Il codice di gradimento della società neroverde recita "Il Gradimento può essere esercitato in relazione a tutte le condotte contrarie ai valori dello sport ed al pubblico senso del pudore, nonché a tutti quegli atti che nella loro espressione sostanzino/concretizzino comportamenti discriminatori su base razziale, territoriale, etnica e religiosa verso la tifoseria della squadra avversaria, il personale di servizio, le istituzioni e/o la società civile. Possono altresì essere oggetto di intervento tutte quelle azioni che causino penalizzazioni amministrative alla Società Sportiva o arrechino comunque nocumento agli interessi e/o all’immagine della Società stessa". Prevede, a differenza di altri, la possibilità di "difesa" per il presunto violatore delle regole.

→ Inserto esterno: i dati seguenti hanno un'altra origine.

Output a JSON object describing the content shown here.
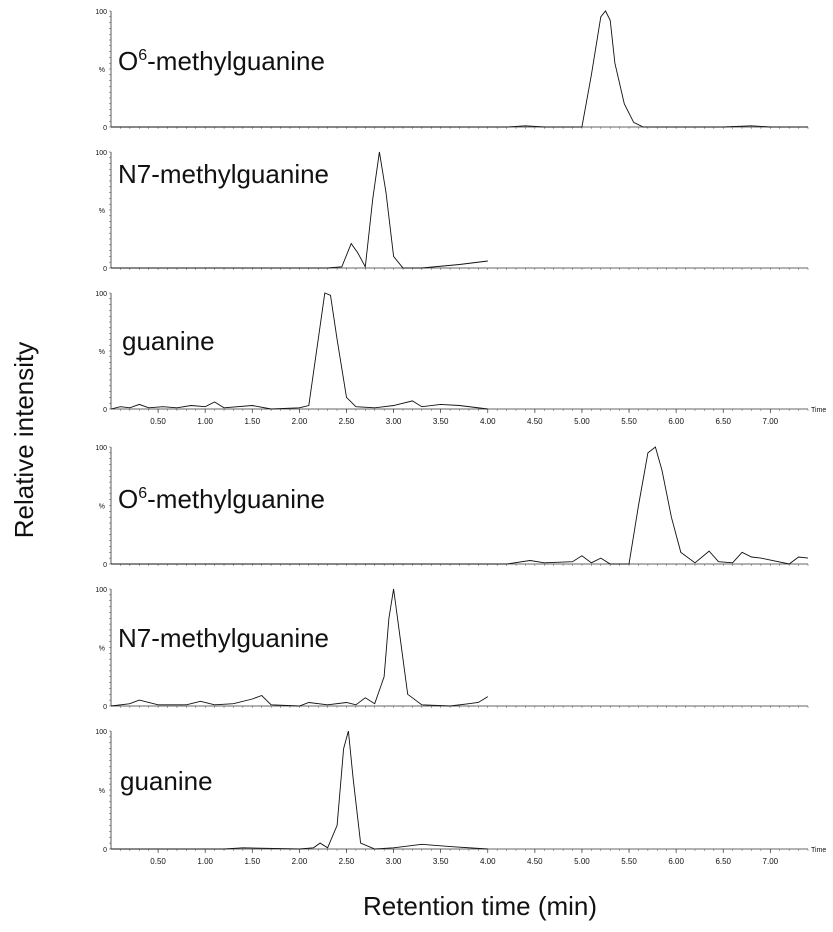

Per quanto riguarda le modalità di rilevazione: "I comportamenti rilevanti ai fini dell’esercizio del Gradimento possono essere rilevati dalla Società Sportiva attraverso: le segnalazioni provenienti dai servizi di stewarding, dal Delegato alla Sicurezza, dal Dipartimento Supporter Liaison Officer e/o da altro personale della Società Sportiva. Le immagini riprese dall’impianto di videosorveglianza; le immagini diffuse a mezzo dei social network, nel caso in cui sia possibile accertare l’identità del soggetto ritenuto responsabile della condotta rilevante ai fini del presente Codice; tutte le fonti aperte, in caso di fatti pubblicamente accertati".

 

Gli ultras di tutta Italia si sono riuniti a Arezzo per contestare l'applicazione del predetto Codice. Spaventa l'estrema discrezionalità con la quale le società sono autorizzate ad applicare provvedimenti sanzionatori/inibitori. Secondo alcuni quotidiani, anche piccole "infrazioni" (cambiare posto all'interno dello stadio, volantinaggi non autorizzati, contestare la società, criticare la dirigenza sui social network) potrebbero essere motivi per l'applicazione dei provvedimenti.